Monthly Archives: June 2007

Michael Light at Todd Hosfelt Gallery

Light  maybe known to many for his exquisite printing technique which he used to great effect in making prints from NASA moon explorations photographs. Equallly noteworthy is a book of his prints made of the images of the United States Atomic Bomb testing programs.

This exhibit is comprised of framed photographs and six innovatively displayed handmade books of Michael Light’s photographs.  The richly printed books are the best way to see Light’s talents. Printed on heavy stock using Epson ink jet  machinery, the images spreads are seen in a book in which the  open pages spread to approximately 40×50”. Each book is supported on a  stand constructed from large vintage movie camera tripods, their legs splayed out wide so that the viewer can look down and easily view each open page.

After Light had completed the book of the moon photographs, he  had decided to photograph our own planet from the air.  Those photographs were compiled in the book Some Dry Space,. The photographs were made of Nevada and California desert landscapes. In this book, the landscape looses scale, and dimensional reference. The black and white images are tonally rich, graphic, and texturally sharp. The aerial photos of ground foliage render small bushes and their shadows  as black, negative space, and so the land appears pockmarked and cratered. Similarly furrows in the ground appear as severe scars. In these works, the transformative capabilities of photography are well demonstrated.

Two books of Los Angeles are on view. One was made in late afternoon light, and the other at night fall. With both series, Light deliberately defies technical convention, and the results are expressive studies in searing light or velvety blackness. A long standing rule in photography is to keep the sun behind the lens, but Light points his camera into the sun. In the last hour of the day, the late afternoon light rakes the cityscape at a low angle, and with the sun itself at the top of the picture frame, the entire image flares with indistinct shadows and diffuse highlights. Graded on technical excellence and defined detail, an important requirement for general aerial photography (say for a land survey ), these images would be considered to be poor quality. In this case, the artist sucessfully breaks the rules for expressive purposes.

The strongest images conjure an apocalyptic view. The upper portions of the images dissipate into an explosion of whiteness. The smoggy atmosphere spreads across the streets and buildings. In these photographs, not  one human figure can be seen; only vehicles. One could imagine that every car and truck is fleeing  the aftermath of an atomic explosion.

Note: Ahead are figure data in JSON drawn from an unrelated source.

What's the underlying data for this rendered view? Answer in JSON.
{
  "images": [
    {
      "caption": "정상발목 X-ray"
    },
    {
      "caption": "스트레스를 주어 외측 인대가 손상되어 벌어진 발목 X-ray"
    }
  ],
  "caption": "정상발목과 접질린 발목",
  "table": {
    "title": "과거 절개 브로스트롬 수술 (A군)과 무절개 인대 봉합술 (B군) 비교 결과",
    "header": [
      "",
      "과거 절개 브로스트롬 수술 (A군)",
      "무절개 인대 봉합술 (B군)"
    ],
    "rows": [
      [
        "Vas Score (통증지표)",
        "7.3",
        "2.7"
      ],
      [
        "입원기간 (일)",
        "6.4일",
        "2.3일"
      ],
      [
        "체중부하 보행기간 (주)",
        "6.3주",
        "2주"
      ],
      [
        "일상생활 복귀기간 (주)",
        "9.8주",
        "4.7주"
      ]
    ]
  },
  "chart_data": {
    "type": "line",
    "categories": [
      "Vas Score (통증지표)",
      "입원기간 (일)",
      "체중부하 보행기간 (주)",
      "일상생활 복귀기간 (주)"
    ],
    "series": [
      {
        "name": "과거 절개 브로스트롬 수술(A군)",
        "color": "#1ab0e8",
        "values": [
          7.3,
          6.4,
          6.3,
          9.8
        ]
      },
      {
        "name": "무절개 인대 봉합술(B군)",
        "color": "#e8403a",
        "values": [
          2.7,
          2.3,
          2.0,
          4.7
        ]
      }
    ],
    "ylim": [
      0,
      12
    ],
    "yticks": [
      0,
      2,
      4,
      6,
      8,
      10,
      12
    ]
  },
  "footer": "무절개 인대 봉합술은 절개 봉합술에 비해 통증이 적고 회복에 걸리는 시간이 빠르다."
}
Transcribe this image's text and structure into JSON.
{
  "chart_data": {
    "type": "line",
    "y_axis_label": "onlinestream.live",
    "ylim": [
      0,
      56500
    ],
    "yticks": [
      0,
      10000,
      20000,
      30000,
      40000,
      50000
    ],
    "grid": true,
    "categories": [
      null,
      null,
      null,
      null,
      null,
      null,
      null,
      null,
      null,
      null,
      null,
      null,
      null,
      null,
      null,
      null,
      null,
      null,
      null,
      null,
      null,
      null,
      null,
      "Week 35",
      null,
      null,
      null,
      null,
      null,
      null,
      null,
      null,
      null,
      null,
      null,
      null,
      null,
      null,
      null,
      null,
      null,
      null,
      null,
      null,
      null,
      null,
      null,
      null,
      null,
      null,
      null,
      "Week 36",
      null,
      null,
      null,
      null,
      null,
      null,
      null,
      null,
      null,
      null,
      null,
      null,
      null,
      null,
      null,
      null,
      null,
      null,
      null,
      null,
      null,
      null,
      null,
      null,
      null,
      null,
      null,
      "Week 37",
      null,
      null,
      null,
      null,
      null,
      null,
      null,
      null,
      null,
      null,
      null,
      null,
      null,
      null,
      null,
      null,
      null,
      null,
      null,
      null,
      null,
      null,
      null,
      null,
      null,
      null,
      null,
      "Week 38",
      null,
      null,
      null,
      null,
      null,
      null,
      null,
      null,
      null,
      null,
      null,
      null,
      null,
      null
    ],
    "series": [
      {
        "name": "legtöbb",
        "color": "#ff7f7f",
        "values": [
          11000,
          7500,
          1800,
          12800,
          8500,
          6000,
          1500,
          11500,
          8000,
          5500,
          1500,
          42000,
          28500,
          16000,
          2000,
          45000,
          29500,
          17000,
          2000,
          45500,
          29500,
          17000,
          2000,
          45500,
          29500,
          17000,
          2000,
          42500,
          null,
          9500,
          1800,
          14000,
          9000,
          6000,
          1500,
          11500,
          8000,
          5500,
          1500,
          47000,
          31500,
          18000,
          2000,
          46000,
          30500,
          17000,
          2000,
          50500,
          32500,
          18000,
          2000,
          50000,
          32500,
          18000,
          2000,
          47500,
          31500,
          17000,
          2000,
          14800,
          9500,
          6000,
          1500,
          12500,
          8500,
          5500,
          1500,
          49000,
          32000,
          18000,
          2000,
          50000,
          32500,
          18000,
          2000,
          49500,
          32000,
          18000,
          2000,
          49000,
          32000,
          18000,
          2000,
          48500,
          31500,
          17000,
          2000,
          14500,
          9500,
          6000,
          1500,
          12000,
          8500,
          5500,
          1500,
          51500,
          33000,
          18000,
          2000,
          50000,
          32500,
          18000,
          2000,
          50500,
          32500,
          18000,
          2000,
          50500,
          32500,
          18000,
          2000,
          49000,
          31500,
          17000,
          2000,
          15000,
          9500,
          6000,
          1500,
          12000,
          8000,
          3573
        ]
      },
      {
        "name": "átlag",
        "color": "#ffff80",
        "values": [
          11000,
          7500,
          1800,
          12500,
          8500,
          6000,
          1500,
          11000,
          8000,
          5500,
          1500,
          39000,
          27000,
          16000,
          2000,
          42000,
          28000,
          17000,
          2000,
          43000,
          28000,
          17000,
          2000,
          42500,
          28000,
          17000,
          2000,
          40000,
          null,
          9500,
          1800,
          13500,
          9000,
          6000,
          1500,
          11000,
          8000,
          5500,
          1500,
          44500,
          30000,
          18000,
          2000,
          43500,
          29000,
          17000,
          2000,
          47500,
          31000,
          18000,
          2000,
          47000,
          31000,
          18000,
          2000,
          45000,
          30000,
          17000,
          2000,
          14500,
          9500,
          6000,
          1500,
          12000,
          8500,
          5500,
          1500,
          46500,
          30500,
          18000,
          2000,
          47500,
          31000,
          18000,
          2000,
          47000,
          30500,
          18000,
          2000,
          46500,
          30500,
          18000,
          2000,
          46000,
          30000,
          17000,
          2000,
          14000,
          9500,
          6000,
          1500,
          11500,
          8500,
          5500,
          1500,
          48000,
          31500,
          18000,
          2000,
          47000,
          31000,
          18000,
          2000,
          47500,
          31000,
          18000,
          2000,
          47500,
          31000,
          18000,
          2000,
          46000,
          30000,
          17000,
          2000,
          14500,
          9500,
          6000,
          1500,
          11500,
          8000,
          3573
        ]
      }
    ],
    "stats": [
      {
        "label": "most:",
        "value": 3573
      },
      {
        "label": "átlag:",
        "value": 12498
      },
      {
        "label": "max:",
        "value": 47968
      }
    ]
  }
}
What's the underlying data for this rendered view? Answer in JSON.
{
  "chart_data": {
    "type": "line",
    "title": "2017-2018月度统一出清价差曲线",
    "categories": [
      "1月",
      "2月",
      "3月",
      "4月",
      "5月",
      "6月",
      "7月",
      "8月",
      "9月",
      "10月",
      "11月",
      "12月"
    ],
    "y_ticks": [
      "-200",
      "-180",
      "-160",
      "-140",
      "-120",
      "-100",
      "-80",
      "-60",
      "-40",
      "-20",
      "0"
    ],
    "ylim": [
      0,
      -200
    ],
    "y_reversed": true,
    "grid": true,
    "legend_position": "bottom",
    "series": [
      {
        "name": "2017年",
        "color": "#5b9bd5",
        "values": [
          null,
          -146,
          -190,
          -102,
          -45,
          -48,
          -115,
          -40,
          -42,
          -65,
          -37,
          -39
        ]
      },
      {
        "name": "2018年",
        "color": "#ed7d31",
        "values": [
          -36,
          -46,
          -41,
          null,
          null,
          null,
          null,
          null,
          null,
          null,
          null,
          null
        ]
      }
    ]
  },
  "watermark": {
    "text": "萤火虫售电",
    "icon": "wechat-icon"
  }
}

The night book captures the view from  the airplane window that we all have marveled over when  landing over a major city. Light’s richly printed images are of the deepest carbon black dotted with glowing orbs of every manner of electric illumination found in Los Angeles. Virtually no architectural detail can be seen in these images.  The specular quality of these night photographs suggest the work of Vija Clemens. To make these night photographs from an airplane entailed breaking a number of technical rules. But no matter, Light is a virtuosic printer, and these images envelope and engage the viewer.